Background: PPH occurs at a rate of nearly 11% globally and is a major cause of maternal mortality worldwide (Carroli, 2008.) Women with inherited bleeding disorders such as hemophilia carriers and those with von Willebrand disease (VWD) are at a substantially greater risk of postpartum hemorrhage (PPH) (Abdul-Kadir, 2014.) TXA use for treatment of PPH has been shown to reduce major bleeding risk without increasing the risk of thromboembolism in patients (Li, 2017). However, the effects of its prophylactic use in patients with bleeding disorders has not been extensively described. The aim of this study was to investigate the effectiveness and safety of prophylactic TXA use in peripartum patients with inherited bleeding disorders.

Methods: A retrospective chart review was conducted for all patients with an inherited bleeding disorder cared for by the Multidisciplinary Clinic for Women with Bleeding Disorders (MCWBD) at St. Michael's Hospital (SMH) between 2014 and 2024. We performed descriptive statistical analysis to summarize findings related to bleeding and thrombotic events in patients treated with TXA in the puerperium.

Results: There were 296 total patients managed over the course of pregnancy to labour and delivery in the MCWBD over this 10 year time period. 205 had an inherited bleeding disorder (the remainder had an acquired disorder and were not included in the analysis). The median age of patients was 32 (range 18-42). 32% had von Willebrand's Disease, 17% platelet function disorder, 1% hemophilia A,10% symptomatic hemophilia A or B carrier, 18% Bleeding Disorder of Undetermined Cause and 14% rare single clotting factor deficiency. 61% of patients had vaginal delivery, 39% had a C-section.

We had access to complete labour and delivery records for 144 patients to allow for reporting of bleeding events. 95% of patients received TXA at some point during delivery. 68% patients received TXA during and after delivery, 11% received TXA only during delivery and 16% received TXA only after delivery. 31% patients also received an additional hemostatic agent (17% received DDAVP, 15% received factor concentrate -VWF:FVIII, FXI, FVIII, rFVIIa and FIX).

17% of patients experienced postpartum hemorrhage (PPH) and of those 88% had primary PPH. 12% of patients with PPH did not use any TXA prophylactically.

Two patients who received TXA experienced a thrombotic event post-partum (2/205, 0.98%). One patient with severe factor VII deficiency developed pulmonary embolism 14 days after delivery during which she was being treated with a tapering regimen of rFVIIa and TXA. She had 3 risk factors for VTE: morbid obesity, varicose veins and heterozygosity for factor V leiden mutation. The other patient developed a superficial venous thrombus 1 day after delivery, she had 2 risk factors for VTE: morbid obesity and varicose veins.

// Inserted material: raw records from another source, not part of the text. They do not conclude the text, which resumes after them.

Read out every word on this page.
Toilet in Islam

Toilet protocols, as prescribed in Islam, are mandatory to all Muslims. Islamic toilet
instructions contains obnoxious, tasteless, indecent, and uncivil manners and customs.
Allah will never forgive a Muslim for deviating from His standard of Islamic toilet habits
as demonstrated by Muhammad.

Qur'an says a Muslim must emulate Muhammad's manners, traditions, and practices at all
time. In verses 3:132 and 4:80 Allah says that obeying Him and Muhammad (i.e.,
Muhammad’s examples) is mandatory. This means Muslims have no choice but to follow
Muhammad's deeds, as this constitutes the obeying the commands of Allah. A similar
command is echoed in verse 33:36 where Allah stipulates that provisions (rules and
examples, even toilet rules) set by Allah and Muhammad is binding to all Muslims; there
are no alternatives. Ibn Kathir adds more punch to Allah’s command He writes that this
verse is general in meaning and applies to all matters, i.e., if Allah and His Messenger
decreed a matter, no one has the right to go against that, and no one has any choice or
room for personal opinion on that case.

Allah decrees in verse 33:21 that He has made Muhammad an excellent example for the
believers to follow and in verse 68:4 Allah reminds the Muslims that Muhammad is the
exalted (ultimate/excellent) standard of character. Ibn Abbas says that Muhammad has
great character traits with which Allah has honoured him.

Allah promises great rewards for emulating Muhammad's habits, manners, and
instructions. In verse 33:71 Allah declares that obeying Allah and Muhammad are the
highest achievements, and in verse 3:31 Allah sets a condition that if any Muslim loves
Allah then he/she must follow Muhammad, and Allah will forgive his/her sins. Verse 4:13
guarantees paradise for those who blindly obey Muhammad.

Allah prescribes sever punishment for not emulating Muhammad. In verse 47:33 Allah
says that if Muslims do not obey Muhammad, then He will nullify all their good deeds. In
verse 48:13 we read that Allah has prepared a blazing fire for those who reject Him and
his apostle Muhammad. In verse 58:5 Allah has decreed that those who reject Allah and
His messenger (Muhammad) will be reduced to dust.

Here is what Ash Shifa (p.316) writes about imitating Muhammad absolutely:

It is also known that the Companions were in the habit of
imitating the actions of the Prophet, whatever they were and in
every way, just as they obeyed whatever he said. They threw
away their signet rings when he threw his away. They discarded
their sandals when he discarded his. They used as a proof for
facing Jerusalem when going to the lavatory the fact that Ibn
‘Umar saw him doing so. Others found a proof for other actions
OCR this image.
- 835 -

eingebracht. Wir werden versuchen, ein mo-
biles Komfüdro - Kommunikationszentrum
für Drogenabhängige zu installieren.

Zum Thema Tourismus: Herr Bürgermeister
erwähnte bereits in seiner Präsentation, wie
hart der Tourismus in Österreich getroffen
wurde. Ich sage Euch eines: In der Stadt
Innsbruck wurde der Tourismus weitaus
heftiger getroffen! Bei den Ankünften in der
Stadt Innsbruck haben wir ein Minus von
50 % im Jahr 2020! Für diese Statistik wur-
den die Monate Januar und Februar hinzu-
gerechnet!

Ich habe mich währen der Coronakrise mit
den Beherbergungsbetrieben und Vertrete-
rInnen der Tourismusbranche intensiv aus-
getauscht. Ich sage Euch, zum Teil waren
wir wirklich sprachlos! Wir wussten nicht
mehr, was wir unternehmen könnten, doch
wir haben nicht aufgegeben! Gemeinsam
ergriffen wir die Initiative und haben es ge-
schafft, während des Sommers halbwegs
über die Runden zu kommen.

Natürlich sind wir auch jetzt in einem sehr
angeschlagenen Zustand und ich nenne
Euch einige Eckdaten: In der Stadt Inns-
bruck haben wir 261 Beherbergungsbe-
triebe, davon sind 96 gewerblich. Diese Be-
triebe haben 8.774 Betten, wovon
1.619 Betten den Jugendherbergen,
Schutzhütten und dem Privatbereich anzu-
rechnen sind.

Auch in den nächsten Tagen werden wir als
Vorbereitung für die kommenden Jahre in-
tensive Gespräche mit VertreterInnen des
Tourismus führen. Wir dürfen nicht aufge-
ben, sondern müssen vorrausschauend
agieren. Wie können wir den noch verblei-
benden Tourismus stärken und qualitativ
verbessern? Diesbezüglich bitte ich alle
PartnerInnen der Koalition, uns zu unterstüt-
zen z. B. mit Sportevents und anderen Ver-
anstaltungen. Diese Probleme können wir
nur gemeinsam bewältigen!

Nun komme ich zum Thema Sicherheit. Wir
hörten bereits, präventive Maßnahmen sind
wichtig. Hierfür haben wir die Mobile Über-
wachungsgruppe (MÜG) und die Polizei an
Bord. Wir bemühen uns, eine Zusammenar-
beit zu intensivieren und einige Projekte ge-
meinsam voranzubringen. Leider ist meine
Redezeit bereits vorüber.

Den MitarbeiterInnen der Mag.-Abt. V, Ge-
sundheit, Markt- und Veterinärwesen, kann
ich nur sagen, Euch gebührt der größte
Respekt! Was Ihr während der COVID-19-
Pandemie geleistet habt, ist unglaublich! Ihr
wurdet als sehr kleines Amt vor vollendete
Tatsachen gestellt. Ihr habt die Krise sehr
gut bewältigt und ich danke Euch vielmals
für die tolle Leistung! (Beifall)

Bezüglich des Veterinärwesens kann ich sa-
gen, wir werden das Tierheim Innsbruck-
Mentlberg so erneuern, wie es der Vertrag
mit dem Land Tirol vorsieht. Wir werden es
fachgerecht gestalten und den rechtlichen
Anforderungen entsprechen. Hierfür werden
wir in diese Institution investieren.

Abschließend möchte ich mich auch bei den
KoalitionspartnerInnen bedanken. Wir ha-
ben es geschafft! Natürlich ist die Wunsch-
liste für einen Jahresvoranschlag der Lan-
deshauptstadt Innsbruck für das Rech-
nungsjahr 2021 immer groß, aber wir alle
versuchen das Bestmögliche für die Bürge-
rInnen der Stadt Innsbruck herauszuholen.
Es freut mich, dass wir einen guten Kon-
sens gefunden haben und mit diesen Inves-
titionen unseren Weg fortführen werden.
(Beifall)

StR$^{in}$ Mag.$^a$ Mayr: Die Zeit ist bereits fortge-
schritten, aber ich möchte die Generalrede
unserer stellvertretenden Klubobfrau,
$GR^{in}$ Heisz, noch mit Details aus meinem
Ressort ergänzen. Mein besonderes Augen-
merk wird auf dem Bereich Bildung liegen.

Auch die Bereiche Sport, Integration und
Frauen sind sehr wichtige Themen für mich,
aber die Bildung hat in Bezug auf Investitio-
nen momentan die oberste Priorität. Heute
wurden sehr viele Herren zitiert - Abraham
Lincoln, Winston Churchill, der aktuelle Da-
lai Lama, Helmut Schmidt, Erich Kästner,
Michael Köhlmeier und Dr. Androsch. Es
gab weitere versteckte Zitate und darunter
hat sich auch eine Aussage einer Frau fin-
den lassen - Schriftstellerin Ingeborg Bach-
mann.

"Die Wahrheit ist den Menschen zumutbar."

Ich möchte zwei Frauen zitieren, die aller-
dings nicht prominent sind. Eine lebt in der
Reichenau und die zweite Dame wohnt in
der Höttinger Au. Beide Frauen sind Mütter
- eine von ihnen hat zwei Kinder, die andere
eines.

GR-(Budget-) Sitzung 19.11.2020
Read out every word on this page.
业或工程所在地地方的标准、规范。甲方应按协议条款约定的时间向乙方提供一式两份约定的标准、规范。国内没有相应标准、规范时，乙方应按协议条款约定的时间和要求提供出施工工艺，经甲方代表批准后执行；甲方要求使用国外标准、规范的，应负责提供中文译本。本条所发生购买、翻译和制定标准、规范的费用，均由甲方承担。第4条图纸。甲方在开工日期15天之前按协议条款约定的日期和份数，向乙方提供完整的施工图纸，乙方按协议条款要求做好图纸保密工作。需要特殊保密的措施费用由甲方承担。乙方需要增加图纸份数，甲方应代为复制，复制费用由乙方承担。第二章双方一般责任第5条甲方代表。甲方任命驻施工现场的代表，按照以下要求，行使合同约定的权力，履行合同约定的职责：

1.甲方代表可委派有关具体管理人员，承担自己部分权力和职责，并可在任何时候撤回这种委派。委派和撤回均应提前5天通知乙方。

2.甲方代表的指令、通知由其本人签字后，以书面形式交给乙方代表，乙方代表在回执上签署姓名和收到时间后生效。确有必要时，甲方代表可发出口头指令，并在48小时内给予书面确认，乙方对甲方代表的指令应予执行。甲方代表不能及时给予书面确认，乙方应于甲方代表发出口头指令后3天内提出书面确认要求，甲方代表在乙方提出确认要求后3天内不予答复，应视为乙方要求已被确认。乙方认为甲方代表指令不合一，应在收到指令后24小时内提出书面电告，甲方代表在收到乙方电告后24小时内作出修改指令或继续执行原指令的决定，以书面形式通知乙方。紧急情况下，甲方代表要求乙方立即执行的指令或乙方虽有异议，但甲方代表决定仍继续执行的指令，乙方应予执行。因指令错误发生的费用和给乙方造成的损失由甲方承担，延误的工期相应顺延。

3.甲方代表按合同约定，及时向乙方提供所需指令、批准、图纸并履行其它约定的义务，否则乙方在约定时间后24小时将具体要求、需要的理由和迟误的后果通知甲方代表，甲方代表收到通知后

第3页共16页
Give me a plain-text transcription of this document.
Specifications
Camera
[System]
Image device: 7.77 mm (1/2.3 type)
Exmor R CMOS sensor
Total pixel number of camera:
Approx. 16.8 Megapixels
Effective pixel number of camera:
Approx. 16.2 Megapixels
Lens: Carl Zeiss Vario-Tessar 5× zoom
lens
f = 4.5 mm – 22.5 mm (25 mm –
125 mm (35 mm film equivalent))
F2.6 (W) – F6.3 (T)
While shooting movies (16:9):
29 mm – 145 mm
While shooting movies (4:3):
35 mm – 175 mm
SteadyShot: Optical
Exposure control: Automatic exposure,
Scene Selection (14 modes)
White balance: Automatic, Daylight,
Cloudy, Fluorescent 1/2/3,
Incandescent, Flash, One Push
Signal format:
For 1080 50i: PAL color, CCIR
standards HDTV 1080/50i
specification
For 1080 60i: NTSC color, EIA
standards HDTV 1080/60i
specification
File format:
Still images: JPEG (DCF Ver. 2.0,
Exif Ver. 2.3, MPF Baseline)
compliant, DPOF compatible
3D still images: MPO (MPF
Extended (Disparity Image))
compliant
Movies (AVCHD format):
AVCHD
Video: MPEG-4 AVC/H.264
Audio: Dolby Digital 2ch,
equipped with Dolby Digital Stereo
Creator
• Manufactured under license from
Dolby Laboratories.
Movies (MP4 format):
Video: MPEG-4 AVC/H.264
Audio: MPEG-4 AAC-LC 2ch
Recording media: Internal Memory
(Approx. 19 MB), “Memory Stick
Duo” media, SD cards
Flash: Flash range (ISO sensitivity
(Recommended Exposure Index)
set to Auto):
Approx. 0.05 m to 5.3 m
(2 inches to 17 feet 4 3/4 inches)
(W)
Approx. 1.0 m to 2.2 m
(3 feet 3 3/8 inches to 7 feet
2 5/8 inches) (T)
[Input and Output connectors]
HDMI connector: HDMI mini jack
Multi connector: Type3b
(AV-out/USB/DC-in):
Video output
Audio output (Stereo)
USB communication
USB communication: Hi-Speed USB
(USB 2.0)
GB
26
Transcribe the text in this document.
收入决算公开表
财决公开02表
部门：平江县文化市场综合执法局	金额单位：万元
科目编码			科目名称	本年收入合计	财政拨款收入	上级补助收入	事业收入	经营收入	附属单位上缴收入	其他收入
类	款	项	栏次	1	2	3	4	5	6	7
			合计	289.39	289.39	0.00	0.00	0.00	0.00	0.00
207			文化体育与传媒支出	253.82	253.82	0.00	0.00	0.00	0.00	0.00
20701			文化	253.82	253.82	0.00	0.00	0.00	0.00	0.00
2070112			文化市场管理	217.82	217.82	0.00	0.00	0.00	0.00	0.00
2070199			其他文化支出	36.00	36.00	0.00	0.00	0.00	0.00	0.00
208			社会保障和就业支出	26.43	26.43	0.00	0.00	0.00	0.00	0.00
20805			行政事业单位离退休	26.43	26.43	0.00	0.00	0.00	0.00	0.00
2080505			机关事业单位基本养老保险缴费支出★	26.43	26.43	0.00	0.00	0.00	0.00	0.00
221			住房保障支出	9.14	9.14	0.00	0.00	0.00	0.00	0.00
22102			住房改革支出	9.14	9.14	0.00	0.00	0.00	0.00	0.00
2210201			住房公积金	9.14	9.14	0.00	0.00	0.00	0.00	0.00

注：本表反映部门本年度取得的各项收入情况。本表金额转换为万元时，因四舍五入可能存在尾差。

Conclusions: This data suggests that TXA is associated with very low risk of thrombosis when used as prophylactic treatment for PPH among patients with inherited bleeding disorders in the puerperium. Under 1% of patients over 10 years experienced a thrombotic event and had two or more risk factors for VTE. In contrast, at least 17% had PPH despite provision of preventative peripartum hemostatic therapy that almost always included TXA. This suggests that on balance, TXA should be provided to patients with inherited bleeding disorders with the goal of PPH prevention but caution should be used in those with 2 or more risk factors for thrombosis. Prospective studies on the use of prophylactic TXA in this setting is warranted.